What U.S. officials won't admit to publicly but say in private, is that this fight has been long in coming because their British allies who had controlled the south, failed to stop Iran themselves, reports Logan.
Fighting raged for a third straight day in Basra, where Iraqis have been of control of security since the British withdrew last December.
Heavy gunfire and explosions resounded across the city while helicopters and jet fighters buzzed overhead. The city's police chief escaped an assassination attempt late Wednesday but three of his guards were killed in the roadside bombing.
Residents contacted by telephone in Basra, the country's oil capital 340 miles southeast of Baghdad, spoke of militiamen using mortar shells, sniper fire, roadside bombs and rocket-propelled grenades to fight off security forces.
Some complained that thousands of civilians were trapped by the fighting and running short of food, medicine and clean drinking water.
At least 56 people have been killed since Wednesday in Basra, according to police and hospital reports, although a complete and accurate count was impossible to obtain because of the fighting.
In an escalation of the crisis, saboteurs bombed one of Iraq's two main oil export pipelines that carries crude oil from Basra to the country's oil terminal on the Persian Gulf. The attack briefly sent prices rising on international petroleum markets.
In Baghdad, suspected Shiite extremists continued to hammer the U.S.-protected Green Zone on Thursday, firing several rounds of rockets or mortars that sent a huge plume of smoke above the heavily fortified area in central Baghdad.
Also Thursday, a U.S. soldier was killed by a roadside bombing in mostly Shiite eastern Baghdad, the U.S. command said. No further details were released.
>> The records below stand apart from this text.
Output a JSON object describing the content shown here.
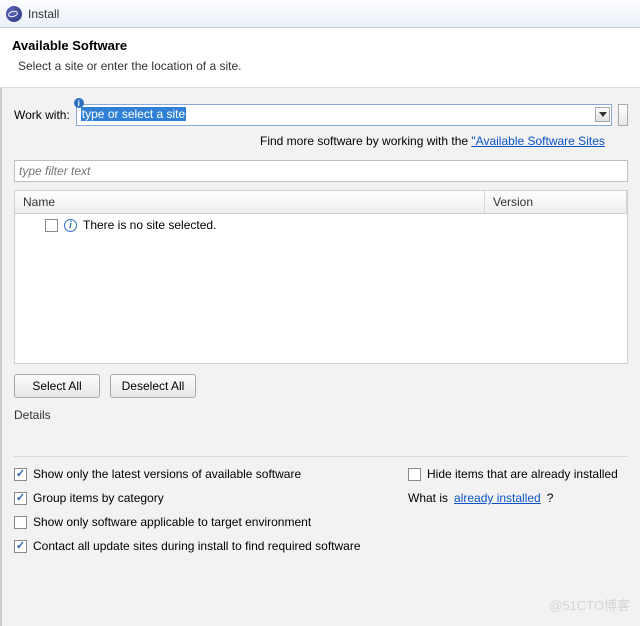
{
  "titlebar": {
    "title": "Install"
  },
  "header": {
    "heading": "Available Software",
    "subtext": "Select a site or enter the location of a site."
  },
  "workWith": {
    "label": "Work with:",
    "placeholder": "type or select a site",
    "findMore_prefix": "Find more software by working with the ",
    "findMore_link": "\"Available Software Sites"
  },
  "filter": {
    "placeholder": "type filter text"
  },
  "tree": {
    "columns": {
      "name": "Name",
      "version": "Version"
    },
    "empty_row": "There is no site selected."
  },
  "buttons": {
    "selectAll": "Select All",
    "deselectAll": "Deselect All"
  },
  "details": {
    "label": "Details"
  },
  "options": {
    "latest": {
      "checked": true,
      "label": "Show only the latest versions of available software"
    },
    "hide": {
      "checked": false,
      "label": "Hide items that are already installed"
    },
    "group": {
      "checked": true,
      "label": "Group items by category"
    },
    "whatIs_prefix": "What is ",
    "whatIs_link": "already installed",
    "whatIs_suffix": "?",
    "applicable": {
      "checked": false,
      "label": "Show only software applicable to target environment"
    },
    "contact": {
      "checked": true,
      "label": "Contact all update sites during install to find required software"
    }
  },
  "watermark": "@51CTO博客"
}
One American, a government employee, died in Thursday's attacks on the Green Zone, four days after an American financial analyst was mortally wounded there.
A memo sent to embassy staff and obtained by The Associated Press says employees are required to wear helmets and other protective gear if they must venture outside and strongly advises them to sleep in blast-resistant locations instead of trailers that most occupy.
Pentagon officials said Thursday that weapons used in recent Green Zone attacks included 107mm rockets made in Iran. One official, speaking on condition of anonymity because of the sensitivity of the information, said some rockets were stamped with 2007 Iranian manufacture dates.
With security in Baghdad rapidly deteriorating, gunmen kidnapped the Iraqi civilian spokesman for the Baghdad security operation and killed three of his bodyguards after torching his house in a Shiite neighborhood.
The spokesman, Tahseen Sheikhly, is a Sunni who often appeared with U.S. military and embassy officials at news conferences to tout the successes of the security operation, which began last year when President Bush sent 30,000 U.S. reinforcements to Baghdad.